WaveFormer: A 3D Transformer with Wavelet-Driven Feature Representation for Efficient Medical Image Segmentation
Md Mahfuz Al Hasan, Mahdi Zaman, Abdul Jawad, Alberto Santamaria-Pang, Ho Hin Lee, Ivan Tarapov, Kyle See, Md Shah Imran, Antika Roy, Yaser Pourmohammadi Fallah, Navid Asadizanjani, Reza Forghani
TL;DR
3D medical image segmentation requires modeling global context while preserving fine details, yet standard transformers are memory-intensive. WaveFormer introduces a 3D Transformer that uses discrete wavelet transforms to split features into low-frequency global context and high-frequency details, performing self-attention on LF and reconstructing details via IDWT, with a multi-scale attention strategy. The contributions include frequency-domain representation learning on LF, an efficient frequency-guided decoder using IDWT, and enhanced local-global context through multi-scale attention with a squeeze-and-excitation bottleneck.
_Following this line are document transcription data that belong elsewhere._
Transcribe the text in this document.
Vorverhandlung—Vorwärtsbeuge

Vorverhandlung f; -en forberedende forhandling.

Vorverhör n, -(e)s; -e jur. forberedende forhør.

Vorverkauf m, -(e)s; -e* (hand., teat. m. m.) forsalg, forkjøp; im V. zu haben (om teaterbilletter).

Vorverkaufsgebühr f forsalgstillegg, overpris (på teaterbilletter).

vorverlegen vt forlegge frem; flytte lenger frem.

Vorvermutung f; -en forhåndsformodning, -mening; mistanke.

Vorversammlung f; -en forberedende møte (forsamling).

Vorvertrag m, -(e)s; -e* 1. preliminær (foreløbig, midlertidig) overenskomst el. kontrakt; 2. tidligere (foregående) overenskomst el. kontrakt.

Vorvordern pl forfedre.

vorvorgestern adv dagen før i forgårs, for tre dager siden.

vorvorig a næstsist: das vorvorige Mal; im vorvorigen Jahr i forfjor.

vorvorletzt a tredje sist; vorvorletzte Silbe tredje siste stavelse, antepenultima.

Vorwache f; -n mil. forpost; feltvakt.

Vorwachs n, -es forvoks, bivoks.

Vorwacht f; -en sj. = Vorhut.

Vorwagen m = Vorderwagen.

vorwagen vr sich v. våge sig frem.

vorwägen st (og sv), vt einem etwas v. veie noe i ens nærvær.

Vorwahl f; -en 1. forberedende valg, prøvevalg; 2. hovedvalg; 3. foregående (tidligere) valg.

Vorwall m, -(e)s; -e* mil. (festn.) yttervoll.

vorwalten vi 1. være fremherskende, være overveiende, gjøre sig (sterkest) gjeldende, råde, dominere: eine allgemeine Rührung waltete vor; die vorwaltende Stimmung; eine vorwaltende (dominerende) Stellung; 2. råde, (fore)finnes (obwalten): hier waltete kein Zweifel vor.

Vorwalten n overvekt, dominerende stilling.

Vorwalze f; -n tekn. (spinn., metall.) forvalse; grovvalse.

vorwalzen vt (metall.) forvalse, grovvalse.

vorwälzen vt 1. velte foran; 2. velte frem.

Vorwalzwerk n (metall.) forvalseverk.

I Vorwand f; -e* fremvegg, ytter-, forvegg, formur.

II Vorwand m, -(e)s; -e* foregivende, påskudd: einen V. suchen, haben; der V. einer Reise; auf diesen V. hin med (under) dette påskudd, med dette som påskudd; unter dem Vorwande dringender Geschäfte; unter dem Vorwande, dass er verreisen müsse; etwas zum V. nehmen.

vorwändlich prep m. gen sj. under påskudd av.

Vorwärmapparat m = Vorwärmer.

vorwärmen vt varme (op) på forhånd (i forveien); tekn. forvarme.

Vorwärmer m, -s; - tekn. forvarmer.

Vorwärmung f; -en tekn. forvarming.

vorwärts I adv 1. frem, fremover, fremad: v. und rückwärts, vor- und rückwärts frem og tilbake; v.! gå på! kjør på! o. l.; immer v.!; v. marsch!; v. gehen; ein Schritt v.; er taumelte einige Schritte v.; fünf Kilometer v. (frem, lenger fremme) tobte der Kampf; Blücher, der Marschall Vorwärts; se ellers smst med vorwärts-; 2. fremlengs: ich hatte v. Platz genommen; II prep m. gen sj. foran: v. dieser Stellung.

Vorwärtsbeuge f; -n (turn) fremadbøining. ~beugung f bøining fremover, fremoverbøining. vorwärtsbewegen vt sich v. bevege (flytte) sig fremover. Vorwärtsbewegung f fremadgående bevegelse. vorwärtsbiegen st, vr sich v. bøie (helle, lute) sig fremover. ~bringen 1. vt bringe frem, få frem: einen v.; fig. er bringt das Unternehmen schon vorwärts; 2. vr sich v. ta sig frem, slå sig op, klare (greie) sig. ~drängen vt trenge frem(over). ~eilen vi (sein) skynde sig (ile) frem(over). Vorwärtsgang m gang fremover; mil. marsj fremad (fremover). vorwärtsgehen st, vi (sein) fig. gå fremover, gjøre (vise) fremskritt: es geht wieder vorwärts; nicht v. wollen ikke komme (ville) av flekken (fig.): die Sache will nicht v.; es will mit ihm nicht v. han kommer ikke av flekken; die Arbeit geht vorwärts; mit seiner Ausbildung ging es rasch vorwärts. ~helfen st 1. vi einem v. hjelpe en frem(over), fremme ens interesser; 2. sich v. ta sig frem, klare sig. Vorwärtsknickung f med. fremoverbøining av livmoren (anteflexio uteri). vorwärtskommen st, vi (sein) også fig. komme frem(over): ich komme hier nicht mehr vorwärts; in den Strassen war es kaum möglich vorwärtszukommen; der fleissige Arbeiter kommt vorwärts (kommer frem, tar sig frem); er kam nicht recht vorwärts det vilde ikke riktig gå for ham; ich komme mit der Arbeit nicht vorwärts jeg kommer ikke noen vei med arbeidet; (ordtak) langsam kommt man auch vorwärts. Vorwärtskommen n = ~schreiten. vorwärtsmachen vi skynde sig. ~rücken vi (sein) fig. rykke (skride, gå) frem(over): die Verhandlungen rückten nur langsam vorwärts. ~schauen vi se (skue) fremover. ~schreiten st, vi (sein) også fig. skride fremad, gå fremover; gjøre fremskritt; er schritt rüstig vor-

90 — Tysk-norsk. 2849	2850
On BraTS2023, FLARE2021, and KiTS2023, WaveFormer matches or exceeds state-of-the-art performance while reducing parameters and inference time, highlighting the practicality of wavelet-based transformers for efficient 3D medical imaging.
Abstract
Transformer-based architectures have advanced medical image analysis by effectively modeling long-range dependencies, yet they often struggle in 3D settings due to substantial memory overhead and insufficient capture of fine-grained local features. We address these limitations with WaveFormer, a novel 3D-transformer that: i) leverages the fundamental frequency-domain properties of features for contextual representation, and ii) is inspired by the top-down mechanism of the human visual recognition system, making it a biologically motivated architecture. By employing discrete wavelet transformations (DWT) at multiple scales, WaveFormer preserves both global context and high-frequency details while replacing heavy upsampling layers with efficient wavelet-based summarization and reconstruction. This significantly reduces the number of parameters, which is critical for real-world deployment where computational resources and training times are constrained. Furthermore, the model is generic and easily adaptable to diverse applications. Evaluations on BraTS2023, FLARE2021, and KiTS2023 demonstrate performance on par with state-of-the-art methods while offering substantially lower computational complexity.